Question

An organic compound $\left(C_x{H}_{2y}{O}_y\right)$ was burnt with twice the amount of oxygen needed for complete combustion to $C{O}_2$ and $H_{2}O$. The hot gases when cooled to $0^{0}C$ and $1$ atm pressure measured $2.24L$. The water collected during cooling weighs $0.9$ g.

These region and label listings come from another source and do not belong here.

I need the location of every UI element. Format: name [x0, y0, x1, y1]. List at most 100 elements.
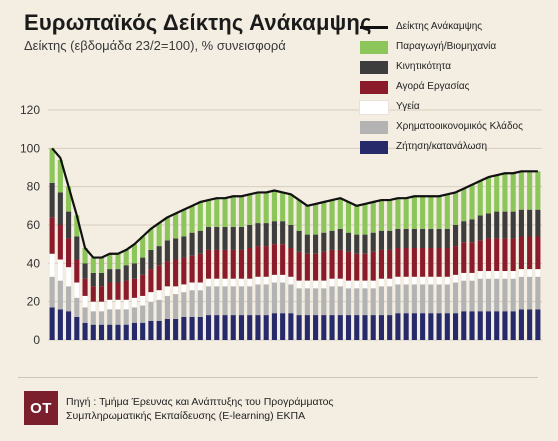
legend-label: Υγεία: [396, 101, 420, 112]
bar-segment: [214, 286, 220, 316]
chart-title: Ευρωπαϊκός Δείκτης Ανάκαμψης: [24, 10, 372, 35]
bar-segment: [436, 284, 442, 314]
bar-segment: [304, 253, 310, 281]
bar-segment: [115, 253, 121, 270]
bar-segment: [82, 263, 88, 279]
bar-segment: [140, 305, 146, 323]
bar-segment: [271, 274, 278, 283]
bar-segment: [247, 248, 253, 279]
bar-segment: [74, 282, 80, 298]
bar-segment: [395, 284, 401, 314]
bar-segment: [280, 221, 286, 245]
bar-segment: [247, 286, 253, 316]
bar-segment: [535, 309, 541, 340]
bar-segment: [115, 282, 121, 300]
bar-segment: [395, 228, 401, 248]
bar-segment: [354, 205, 360, 235]
bar-segment: [107, 282, 113, 300]
y-tick-label: 20: [27, 295, 41, 309]
bar-segment: [98, 301, 105, 312]
bar-segment: [247, 278, 253, 287]
bar-segment: [74, 236, 80, 260]
bar-segment: [535, 276, 541, 310]
bar-segment: [345, 288, 352, 316]
bar-segment: [312, 280, 319, 289]
bar-segment: [527, 171, 533, 210]
bar-segment: [271, 221, 277, 245]
legend-label: Δείκτης Ανάκαμψης: [396, 21, 483, 32]
bar-segment: [66, 186, 72, 212]
bar-segment: [386, 278, 393, 287]
bar-segment: [74, 259, 80, 283]
bar-segment: [296, 251, 302, 281]
legend-item: Υγεία: [359, 100, 550, 116]
bar-segment: [247, 225, 253, 248]
bar-segment: [222, 315, 228, 340]
bar-segment: [428, 313, 434, 340]
bar-segment: [304, 288, 310, 316]
bar-segment: [230, 278, 236, 287]
bar-segment: [494, 278, 500, 312]
bar-segment: [321, 251, 327, 281]
legend-label: Ζήτηση/κατανάλωση: [396, 141, 488, 152]
bar-segment: [123, 309, 129, 325]
bar-segment: [452, 225, 459, 247]
source-note: Πηγή : Τμήμα Έρευνας και Ανάπτυξης του Π…: [66, 395, 333, 423]
bar-segment: [123, 265, 129, 281]
bar-segment: [527, 309, 533, 340]
bar-segment: [164, 261, 170, 287]
y-tick-label: 100: [20, 141, 40, 155]
bar-segment: [436, 196, 442, 229]
bar-segment: [131, 307, 138, 323]
bar-segment: [247, 194, 253, 225]
bar-segment: [337, 278, 343, 287]
bar-segment: [296, 288, 302, 316]
bar-segment: [469, 242, 475, 273]
bar-segment: [526, 268, 533, 277]
bar-segment: [49, 148, 55, 183]
bar-segment: [345, 251, 352, 281]
bar-segment: [502, 173, 508, 212]
bar-segment: [123, 299, 129, 310]
bar-segment: [66, 311, 72, 340]
bar-segment: [535, 268, 541, 277]
bar-segment: [452, 274, 459, 283]
bar-segment: [444, 248, 450, 277]
bar-segment: [181, 284, 187, 293]
bar-segment: [57, 309, 63, 340]
bar-segment: [255, 276, 261, 285]
bar-segment: [230, 196, 236, 227]
bar-segment: [378, 315, 385, 340]
bar-segment: [74, 297, 80, 317]
bar-segment: [238, 315, 245, 340]
bar-segment: [403, 276, 409, 285]
bar-segment: [49, 307, 55, 340]
bar-segment: [189, 290, 195, 317]
bar-segment: [411, 276, 418, 285]
bar-segment: [98, 257, 105, 273]
bar-segment: [247, 315, 253, 340]
bar-segment: [263, 276, 269, 285]
bar-segment: [436, 248, 442, 277]
bar-segment: [387, 230, 393, 250]
bar-segment: [214, 198, 220, 227]
bar-segment: [123, 249, 129, 266]
source-line-1: Πηγή : Τμήμα Έρευνας και Ανάπτυξης του Π…: [66, 396, 334, 408]
bar-segment: [411, 284, 417, 314]
bar-segment: [82, 278, 88, 296]
bar-segment: [172, 286, 179, 295]
legend-item: Κινητικότητα: [360, 60, 550, 76]
bar-segment: [255, 223, 261, 247]
bar-segment: [222, 226, 228, 250]
legend-swatch: [360, 121, 388, 134]
bar-segment: [107, 324, 113, 340]
bar-segment: [205, 315, 212, 340]
bar-segment: [354, 288, 360, 316]
bar-segment: [535, 236, 541, 270]
bar-segment: [494, 175, 500, 212]
bar-segment: [131, 297, 138, 308]
bar-segment: [49, 182, 55, 218]
bar-segment: [419, 276, 426, 285]
bar-segment: [214, 226, 220, 250]
bar-segment: [527, 236, 533, 270]
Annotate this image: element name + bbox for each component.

The vapour pressure of pure water at ${20}^{o}C$ is $17.5$ mm of Hg and is lowered by $0.104$ mm when $50$ g of the organic compound is dissolved in $1000$ g of water. Give the molecular formula of the organic compound.

• A. $C_5{H}_{10}{O}_5$
• B. $C_{10}{H}_{20}{O}_{10}$
• C. $C_4{H}_8{O}_4$
• D. None of these

Answer 1

The correct option is D None of these

The molecular formula of the compound is $C_x{H}_{2y}{O}_y$
$C_x{H}_{2y}{O}_y+x{O}_2\to xC{O}_2+y{H}_{2}O$.
The amount of oxygen is twice the required amount i.e 2x.
The hot gases when cooled to $0^{0}C$ and 1 atm pressure measured 2.24L.
This corresponds to 0.1 mole as 22.4 L of any gas at NTP corresponds to 1 mole.
$x+x+y=0.1$
$2x+y=0.1$ .....(1)
The water collected during cooling weighs 0.9 g. This correspnds to $\frac{0.9}{18}=0.05$ moles.
Thus $y=0.05$ .....(2)
Substitute equation (2) in equation (1)
$2x+0.05=0.1$
$2x=0.05$
$x=0.025$ ......(3)
The ration $x:y$ is $0.025:0.05$ or $1:2$.
Hence, the empirical formula of the organic compound is $C{H}_4{O}_2$.
The empirical formula mass is $12+4+32=48g/mol$.
$\frac{p^0-p}{p^0}=\frac{W_2}{M_2}\times \frac{M_1}{W_1}$

$\frac{0.104}{17.5}=\frac{50}{M_2}\times \frac{0.018}{1000}$

$\frac{0.104}{17.5}=\frac{50}{M_2}\times \frac{0.018}{1000}$

$M_2=0.151kg=151g$
$r=\frac{\text{Molecular mass}}{\text{empirical mass}}=\frac{151}{48}=3.1\simeq 3$
Therefore, the molecular formula of the organic gas is $3\times C{H}_4{O}_2=C_3{H}_{12}{O}_6$.